Review Summary: The next best thing for Ampere fans craving a full LP, with a few surprises of its own.
Loma Prieta -
Last City
When starting this review, I wanted to write about how recombinatory techniques in songwriting can get boring and how Loma Prieta hopefully breaks out of that in terms of emo recombination, but I quickly realized that "recombinatory" as a term is already not going to explain much to the average reader. In short, "recombination" is a term that comes from genetic biology and refers to the process of breaking and then rejoining DNA. A classic experiment done in AP Biology has the student extract DNA that codes for fluorescence in jellyfish (GFP) and recombine that sequence into for E. Coli DNA. The desired result is for the E. Coli colony to glow in the dark. So, for one to call an emo band recombinatorial could be either a compliment or an insult. Either a band can carefully lift a useful strand from pre-existing bands and use it to make their songs more lively, or they can just recombine a bunch of tried and true elements to create the musical equivalent of an AP biology lab - a glow in the dark petri dish. Of course the goal is to be a Circle Takes the Square, tastefully using post-rock, emo, early 90s Gravity Records screamo, grind, and thrash, as opposed to a band like I Would Set Myself on Fire for You, a lesser recombination of those genre fragments.
Coming out of the primordial ooze in 2008 is Loma Prieta, a band whose previous releases were no more than Ampere ripoffs with a dash of Toru Okada's theatrics and melodrama - not an admirable mix. However, with the release of
Last City, Loma Prieta feel like a band who have spent quite a bit of time in the lab perfecting their brand of recombination (or whatever metaphor will work with my now worn-thing analogy). The first and best part of the new mixture is that the dramatics are gone. The voice-cracking screaming has been replaced by post-pubescent distorted screaming and the propensity for slapstick variety has been reeled in. In its place is a sound that is certainly diverse and is a pastiche of many different influences, but always has a level-headed forward propulsion. Loma Prieta are not going to leap from a thrashy section to a melodic, poppy section but are going to travel across a gradient of those two sounds over an entire song, or maybe overlap the two in an interesting and original way. All of the diverse influences that give Loma Prieta their distinctive, Frankenstinian flavor are present, but they are all properly sewn together instead of tossed haphazardly into a minute-long blip coming through my speakers.
Other parts of their formula have been tinkered with as well. The guitars are more creative and unexpected, resembling These Arms Are Snakes at their best moments. The sense of rhythm on
Last City is also vastly improved.

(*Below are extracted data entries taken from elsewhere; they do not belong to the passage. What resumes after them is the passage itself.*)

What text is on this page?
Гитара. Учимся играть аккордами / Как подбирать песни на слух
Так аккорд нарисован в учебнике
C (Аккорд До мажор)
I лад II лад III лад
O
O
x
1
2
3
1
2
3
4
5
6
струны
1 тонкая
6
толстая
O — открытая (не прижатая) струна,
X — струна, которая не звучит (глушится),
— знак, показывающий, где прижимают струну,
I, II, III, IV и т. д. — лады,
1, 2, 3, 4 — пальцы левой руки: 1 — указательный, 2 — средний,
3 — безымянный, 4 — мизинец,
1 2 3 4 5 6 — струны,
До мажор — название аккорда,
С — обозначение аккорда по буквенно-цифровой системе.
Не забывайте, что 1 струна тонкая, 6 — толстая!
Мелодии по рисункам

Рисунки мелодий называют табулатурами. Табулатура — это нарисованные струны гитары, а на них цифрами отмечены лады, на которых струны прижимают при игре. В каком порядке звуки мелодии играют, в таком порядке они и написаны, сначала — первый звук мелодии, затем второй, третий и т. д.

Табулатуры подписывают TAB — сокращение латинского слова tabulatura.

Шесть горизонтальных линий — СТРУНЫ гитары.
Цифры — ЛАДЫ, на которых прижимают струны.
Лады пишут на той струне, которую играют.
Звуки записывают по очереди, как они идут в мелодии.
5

Instead of a bunch of repetitively accented 6/8 passages, Loma Prieta work in a ton of rhythmic variety, which further helps the aforementioned "forward propulsion" to the songwriting and also is a nod to the best parts of Ampere's sound (how sick is that 5/4 guitar riff on "Woodlawn" at around 1:10?). Every passage feels like it's pushing towards a different crescendo or decrescendo, instead of feeling like a puree of different sounds, energies, tones, and ideas. I'm also a huge fan of the production. Considering all of the recombination on this album, it's be easy to just record each passage "in-genre," (giving the melodic passages a sheen, the arpeggiated passages a shimmering quality, the thrashy passages a shredding tone, etc.), but instead, the album has continuity and seamlessness, when the songwriting is anything but. The gloss of compression on the vocals, the savory mix of clean tones and trebly distortion in the guitars, and the thundering beef of the bass and drums all have a strong unity, which does a lot of work to bring the album together.
While
Last City is not a genre redefining album (there are still obvious traces of Ampere and You and I here - but what better bands to rip off?), it certainly is an excellent album. Its 22-minute runtime makes good on Loma Prieta's claim that "our LP is your EP," and feels like a complete, if bite-sized unit of music. Ultimately, in a genre where recombination is being done with increasingly disappointing results, it's nice to hear a band that "gets it." Loma Prieta have produced a vital and compelling emotional hardcore album in 2008 that unabashedly invokes its predecessors while still fighting the genetic dilution that has plagued emo in recent memory.